Today I took part in a live chat panel on the Guardian Higher Education Network about how academics could/should/and do use the Internet. The irony was not lost that the ‘live chat’ took place as static comments on the Guardian website. This highlights exactly why there needs to be more institutional understanding of the tools and technologies available and selecting the one most fit for purpose. The Guardian are working on getting a new platform for this type of discussion. Anyway the content of the discussion was very lively and we bounced around several topis including, Wikipedia use, crowdsourcing in general, OER’s, social networks and the challenges of archiving and curating the web.
The conversation moved so quickly, it was really hard to keep up! One of the most interesting questions came from Sarah Porter from JISC
Is higher ed a good environment for innovation?

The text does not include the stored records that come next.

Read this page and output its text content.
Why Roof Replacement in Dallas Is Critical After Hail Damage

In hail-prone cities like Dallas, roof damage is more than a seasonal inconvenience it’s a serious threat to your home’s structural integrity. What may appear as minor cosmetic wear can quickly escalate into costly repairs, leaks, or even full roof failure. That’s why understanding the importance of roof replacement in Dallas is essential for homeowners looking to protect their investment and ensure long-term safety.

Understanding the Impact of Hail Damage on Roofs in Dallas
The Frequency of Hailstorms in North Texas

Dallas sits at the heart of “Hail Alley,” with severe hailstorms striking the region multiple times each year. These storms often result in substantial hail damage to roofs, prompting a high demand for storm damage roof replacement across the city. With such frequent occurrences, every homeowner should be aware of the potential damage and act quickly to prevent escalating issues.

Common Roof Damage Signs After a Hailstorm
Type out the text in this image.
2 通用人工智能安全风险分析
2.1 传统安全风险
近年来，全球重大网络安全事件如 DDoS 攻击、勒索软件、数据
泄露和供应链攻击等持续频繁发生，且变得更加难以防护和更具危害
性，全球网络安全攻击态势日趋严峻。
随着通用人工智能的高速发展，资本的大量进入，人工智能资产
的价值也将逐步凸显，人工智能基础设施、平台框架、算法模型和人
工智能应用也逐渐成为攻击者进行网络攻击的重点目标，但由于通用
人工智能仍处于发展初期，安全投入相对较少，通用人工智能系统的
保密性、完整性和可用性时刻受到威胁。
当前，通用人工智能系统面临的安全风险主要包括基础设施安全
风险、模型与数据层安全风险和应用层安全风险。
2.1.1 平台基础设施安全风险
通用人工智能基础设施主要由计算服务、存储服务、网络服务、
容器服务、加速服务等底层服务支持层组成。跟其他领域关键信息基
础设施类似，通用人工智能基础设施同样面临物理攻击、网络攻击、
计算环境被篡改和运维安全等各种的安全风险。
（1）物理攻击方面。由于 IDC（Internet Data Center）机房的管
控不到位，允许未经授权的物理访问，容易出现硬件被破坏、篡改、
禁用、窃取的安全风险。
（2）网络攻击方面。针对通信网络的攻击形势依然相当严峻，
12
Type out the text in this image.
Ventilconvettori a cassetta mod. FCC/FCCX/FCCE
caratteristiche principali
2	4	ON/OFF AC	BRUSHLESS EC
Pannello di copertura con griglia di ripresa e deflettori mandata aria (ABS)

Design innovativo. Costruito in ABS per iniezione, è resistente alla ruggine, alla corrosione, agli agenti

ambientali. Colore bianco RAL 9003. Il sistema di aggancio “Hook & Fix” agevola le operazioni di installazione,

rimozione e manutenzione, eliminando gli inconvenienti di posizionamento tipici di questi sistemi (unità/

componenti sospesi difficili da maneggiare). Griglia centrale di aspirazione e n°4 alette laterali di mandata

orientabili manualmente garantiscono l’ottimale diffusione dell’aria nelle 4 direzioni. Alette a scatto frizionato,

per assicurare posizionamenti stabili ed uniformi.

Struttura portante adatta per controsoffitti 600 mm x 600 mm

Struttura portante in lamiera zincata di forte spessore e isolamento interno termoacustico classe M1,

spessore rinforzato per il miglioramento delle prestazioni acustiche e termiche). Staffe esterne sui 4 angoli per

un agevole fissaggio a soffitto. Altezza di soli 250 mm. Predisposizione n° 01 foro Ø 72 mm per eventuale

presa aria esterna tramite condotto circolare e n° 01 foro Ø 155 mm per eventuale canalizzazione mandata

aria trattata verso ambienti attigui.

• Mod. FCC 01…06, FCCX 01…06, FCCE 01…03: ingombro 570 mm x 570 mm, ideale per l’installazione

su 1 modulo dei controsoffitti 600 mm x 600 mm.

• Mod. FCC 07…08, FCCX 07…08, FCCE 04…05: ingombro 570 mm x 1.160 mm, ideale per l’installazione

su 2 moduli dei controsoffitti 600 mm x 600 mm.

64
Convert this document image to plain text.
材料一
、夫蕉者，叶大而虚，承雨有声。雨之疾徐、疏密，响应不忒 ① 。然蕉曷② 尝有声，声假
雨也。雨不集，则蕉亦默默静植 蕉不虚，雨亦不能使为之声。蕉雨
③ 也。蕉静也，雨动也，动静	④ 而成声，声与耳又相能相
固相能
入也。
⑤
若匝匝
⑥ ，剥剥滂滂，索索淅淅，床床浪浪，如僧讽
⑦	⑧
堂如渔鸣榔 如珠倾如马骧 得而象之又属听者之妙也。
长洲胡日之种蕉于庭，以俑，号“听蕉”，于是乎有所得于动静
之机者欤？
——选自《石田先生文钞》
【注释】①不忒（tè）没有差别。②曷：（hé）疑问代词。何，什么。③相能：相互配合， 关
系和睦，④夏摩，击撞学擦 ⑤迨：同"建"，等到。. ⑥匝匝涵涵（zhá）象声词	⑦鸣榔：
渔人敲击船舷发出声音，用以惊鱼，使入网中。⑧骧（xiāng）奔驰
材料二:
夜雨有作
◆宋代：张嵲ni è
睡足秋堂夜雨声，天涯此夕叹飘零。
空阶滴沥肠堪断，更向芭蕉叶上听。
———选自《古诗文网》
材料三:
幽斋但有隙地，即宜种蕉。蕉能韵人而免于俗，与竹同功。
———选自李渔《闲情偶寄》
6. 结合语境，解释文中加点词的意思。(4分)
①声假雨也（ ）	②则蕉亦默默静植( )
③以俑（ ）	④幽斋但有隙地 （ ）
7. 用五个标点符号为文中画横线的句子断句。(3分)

the overwhelming reply suggested HE is good for creation but not for implementation of innovative digital technology. Which gives an awful lot of food for thought. Has academic research shifted from creating new and innovative cutting edge stuff, to doing small scale ‘proof of concept’ development that can be taken forward by industry? John Day seems to think so (read his excellent talk here – via Eric Meyer). Has academia lost its way? I don’t think so, I quite like undertaking proof of concept research which then can be shared more fully, rather than it being implemented within the university only. But I am new, perhaps I don’t know the ropes yet.